HMS Diamond deployed its £1m a piece Sea Viper missiles to shoot down Iranian-backed Houthi drones.

UK and US naval forces managed to repel Yemen’s Houthi rebels in the Red Sea according to Defence Secretary Grant Shapps.

Military analyst Michael Clarke says that he would expect nothing less from as the Sea Viper missiles costing £1m each.

He said that when a Sea Viper is fired “it seems to explode out of the deck” adding “and it doesn’t miss.”

But what is the world’s most costly missile?

It seems that perhaps dubious accolade belongs to the Trident missile – at which estimates in the past have put at $70m (around £55m) each. This figure comes from a US 2012 ‘cost of war’ analysis.

So what is Trident?

The Campaign for Nuclear Disarmament explains more. It said: “Trident is Britain’s nuclear weapons system.

“It is made up of four nuclear submarines.

“Each sub carries up to eight missiles on board, and each missile carries up to five nuclear bombs – or warheads – on top.”

Just how powerful are the missiles? 

The website also explains more on the capabilities of the weapons.
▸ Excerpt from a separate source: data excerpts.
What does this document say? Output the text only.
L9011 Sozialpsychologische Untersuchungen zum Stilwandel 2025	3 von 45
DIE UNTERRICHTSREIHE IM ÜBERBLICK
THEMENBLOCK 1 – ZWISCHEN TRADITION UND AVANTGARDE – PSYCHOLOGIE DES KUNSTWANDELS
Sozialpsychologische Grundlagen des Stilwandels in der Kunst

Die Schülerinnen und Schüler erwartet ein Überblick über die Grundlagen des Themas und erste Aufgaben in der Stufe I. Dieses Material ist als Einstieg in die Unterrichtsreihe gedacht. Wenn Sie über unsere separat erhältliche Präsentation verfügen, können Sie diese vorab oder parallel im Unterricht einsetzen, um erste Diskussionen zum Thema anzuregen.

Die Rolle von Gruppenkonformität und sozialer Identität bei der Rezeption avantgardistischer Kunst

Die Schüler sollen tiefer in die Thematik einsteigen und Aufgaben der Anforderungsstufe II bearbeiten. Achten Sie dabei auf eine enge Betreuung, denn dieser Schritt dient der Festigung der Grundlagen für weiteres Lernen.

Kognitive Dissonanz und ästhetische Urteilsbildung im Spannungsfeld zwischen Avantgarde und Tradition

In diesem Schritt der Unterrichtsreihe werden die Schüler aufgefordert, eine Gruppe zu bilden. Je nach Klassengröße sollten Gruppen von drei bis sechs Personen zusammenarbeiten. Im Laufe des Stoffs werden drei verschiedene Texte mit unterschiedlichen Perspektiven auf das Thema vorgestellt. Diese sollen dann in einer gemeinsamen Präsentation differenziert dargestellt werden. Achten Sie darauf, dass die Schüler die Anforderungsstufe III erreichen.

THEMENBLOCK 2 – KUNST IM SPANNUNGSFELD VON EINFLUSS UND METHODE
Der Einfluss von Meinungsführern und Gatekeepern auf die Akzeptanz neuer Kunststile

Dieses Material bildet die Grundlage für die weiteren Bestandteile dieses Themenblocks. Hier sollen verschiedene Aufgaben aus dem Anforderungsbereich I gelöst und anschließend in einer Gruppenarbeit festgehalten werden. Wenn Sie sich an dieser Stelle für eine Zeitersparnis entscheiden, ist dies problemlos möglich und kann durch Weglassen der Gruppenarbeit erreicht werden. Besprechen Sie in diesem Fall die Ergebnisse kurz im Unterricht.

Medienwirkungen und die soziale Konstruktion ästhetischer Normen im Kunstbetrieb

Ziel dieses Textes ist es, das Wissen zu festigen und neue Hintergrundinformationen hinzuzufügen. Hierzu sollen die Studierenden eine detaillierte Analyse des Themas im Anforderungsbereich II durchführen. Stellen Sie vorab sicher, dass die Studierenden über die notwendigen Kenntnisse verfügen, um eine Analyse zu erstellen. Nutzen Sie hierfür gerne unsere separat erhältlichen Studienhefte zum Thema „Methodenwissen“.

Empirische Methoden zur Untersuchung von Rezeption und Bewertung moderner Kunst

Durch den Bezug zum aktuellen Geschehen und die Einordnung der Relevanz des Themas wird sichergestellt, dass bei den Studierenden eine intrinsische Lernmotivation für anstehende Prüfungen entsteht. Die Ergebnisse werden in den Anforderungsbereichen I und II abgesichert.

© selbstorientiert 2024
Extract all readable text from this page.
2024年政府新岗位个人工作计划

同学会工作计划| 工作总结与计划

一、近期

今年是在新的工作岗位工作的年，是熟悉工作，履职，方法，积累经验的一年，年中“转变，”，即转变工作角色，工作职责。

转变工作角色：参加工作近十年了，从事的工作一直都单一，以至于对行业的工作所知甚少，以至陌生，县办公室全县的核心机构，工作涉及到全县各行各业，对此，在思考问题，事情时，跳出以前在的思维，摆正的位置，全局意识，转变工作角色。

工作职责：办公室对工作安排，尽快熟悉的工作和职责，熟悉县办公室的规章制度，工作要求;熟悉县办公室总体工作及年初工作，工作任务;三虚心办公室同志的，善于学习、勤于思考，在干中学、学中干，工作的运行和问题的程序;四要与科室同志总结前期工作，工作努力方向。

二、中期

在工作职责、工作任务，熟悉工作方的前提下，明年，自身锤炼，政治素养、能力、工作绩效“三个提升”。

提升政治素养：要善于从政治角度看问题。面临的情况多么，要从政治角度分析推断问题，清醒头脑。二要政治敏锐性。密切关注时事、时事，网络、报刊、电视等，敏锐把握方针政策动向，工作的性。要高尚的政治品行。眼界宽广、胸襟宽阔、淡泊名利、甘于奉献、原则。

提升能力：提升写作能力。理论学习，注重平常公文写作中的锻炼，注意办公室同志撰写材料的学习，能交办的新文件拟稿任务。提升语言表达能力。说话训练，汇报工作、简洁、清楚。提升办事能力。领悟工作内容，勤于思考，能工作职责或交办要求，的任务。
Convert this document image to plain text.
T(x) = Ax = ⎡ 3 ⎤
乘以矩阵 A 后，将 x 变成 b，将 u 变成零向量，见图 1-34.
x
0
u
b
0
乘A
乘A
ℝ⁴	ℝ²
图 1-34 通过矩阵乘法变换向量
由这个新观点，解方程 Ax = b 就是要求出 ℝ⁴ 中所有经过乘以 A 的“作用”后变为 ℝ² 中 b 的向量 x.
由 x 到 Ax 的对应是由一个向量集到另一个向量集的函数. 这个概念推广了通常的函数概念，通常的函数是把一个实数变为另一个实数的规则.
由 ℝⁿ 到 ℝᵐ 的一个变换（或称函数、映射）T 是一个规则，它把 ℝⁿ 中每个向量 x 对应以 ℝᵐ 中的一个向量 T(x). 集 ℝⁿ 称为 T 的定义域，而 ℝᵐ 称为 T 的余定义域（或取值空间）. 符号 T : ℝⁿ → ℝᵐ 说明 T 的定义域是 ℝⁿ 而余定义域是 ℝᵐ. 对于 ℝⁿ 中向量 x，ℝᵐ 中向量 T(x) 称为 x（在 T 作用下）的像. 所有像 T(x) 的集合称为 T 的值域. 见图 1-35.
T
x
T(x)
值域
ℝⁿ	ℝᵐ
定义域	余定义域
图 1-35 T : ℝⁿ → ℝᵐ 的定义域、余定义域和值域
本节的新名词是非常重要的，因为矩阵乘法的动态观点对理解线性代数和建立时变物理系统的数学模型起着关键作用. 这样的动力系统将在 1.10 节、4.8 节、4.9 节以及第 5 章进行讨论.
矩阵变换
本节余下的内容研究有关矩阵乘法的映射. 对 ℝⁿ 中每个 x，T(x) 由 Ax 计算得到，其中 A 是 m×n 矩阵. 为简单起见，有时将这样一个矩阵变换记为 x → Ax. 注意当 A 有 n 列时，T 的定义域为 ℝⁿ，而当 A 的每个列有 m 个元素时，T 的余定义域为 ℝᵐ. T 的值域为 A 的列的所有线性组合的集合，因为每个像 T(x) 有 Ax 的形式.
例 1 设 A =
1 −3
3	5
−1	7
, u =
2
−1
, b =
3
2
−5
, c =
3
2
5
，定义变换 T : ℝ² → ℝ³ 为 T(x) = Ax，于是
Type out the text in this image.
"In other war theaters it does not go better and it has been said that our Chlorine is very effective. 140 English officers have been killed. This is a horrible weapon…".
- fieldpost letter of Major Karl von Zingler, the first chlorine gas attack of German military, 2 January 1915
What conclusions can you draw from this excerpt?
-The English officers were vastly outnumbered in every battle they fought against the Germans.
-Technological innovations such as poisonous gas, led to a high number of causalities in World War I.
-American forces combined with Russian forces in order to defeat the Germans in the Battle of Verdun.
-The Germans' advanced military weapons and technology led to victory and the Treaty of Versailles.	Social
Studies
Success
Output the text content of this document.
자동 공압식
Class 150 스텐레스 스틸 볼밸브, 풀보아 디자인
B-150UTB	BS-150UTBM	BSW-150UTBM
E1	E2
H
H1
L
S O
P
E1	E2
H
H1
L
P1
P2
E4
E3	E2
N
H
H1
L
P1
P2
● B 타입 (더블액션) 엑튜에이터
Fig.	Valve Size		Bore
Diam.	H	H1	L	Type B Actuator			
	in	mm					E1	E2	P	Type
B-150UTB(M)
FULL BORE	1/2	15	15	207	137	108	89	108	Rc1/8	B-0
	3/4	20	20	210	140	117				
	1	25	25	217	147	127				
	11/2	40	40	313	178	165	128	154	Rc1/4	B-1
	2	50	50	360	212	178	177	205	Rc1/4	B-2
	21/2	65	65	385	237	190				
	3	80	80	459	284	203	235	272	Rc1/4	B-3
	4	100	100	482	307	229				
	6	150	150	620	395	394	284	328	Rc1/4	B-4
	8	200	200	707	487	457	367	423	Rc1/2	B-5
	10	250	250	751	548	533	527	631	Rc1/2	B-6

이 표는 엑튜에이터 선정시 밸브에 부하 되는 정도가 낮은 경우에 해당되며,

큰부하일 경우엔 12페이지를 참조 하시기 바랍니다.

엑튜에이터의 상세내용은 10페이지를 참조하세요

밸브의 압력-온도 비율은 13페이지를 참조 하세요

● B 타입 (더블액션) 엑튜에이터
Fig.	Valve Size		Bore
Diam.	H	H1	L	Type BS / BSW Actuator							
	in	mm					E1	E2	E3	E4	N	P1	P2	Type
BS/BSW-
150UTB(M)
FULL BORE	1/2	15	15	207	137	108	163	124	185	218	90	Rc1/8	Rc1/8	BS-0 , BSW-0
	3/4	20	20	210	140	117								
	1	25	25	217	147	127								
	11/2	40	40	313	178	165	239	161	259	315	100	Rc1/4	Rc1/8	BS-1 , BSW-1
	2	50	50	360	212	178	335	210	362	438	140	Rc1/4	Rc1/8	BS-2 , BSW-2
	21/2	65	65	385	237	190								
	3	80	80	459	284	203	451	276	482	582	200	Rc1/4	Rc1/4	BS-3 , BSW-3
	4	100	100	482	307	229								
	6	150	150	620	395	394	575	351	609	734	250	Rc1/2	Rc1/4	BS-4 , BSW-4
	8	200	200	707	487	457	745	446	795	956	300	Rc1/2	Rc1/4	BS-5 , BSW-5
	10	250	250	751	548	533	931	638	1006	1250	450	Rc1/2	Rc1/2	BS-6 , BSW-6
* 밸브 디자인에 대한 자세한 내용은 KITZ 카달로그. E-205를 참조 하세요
It added: “Each of these bombs is around eight times as destructive as the bomb which flattened Hiroshima in 1945, killing over 140,000 civilians.

“One Trident submarine patrols the seas at all times.”

And according to reports Britain has now increased the number of warheads each Trident nuclear missile carries as part of a precautionary measure in the face of growing threats from Russia.

What next for Trident and its missiles?

In a vote in July 2016 the House of Commons approved the decision to maintain the UK’s nuclear deterrent beyond the early 2030s.

After almost a decade of work on the project, that vote enabled the programme to move forward into its “manufacturing phase”.

This will see the construction of four new Dreadnought class ballistic missile submarines entering service in the 2030s.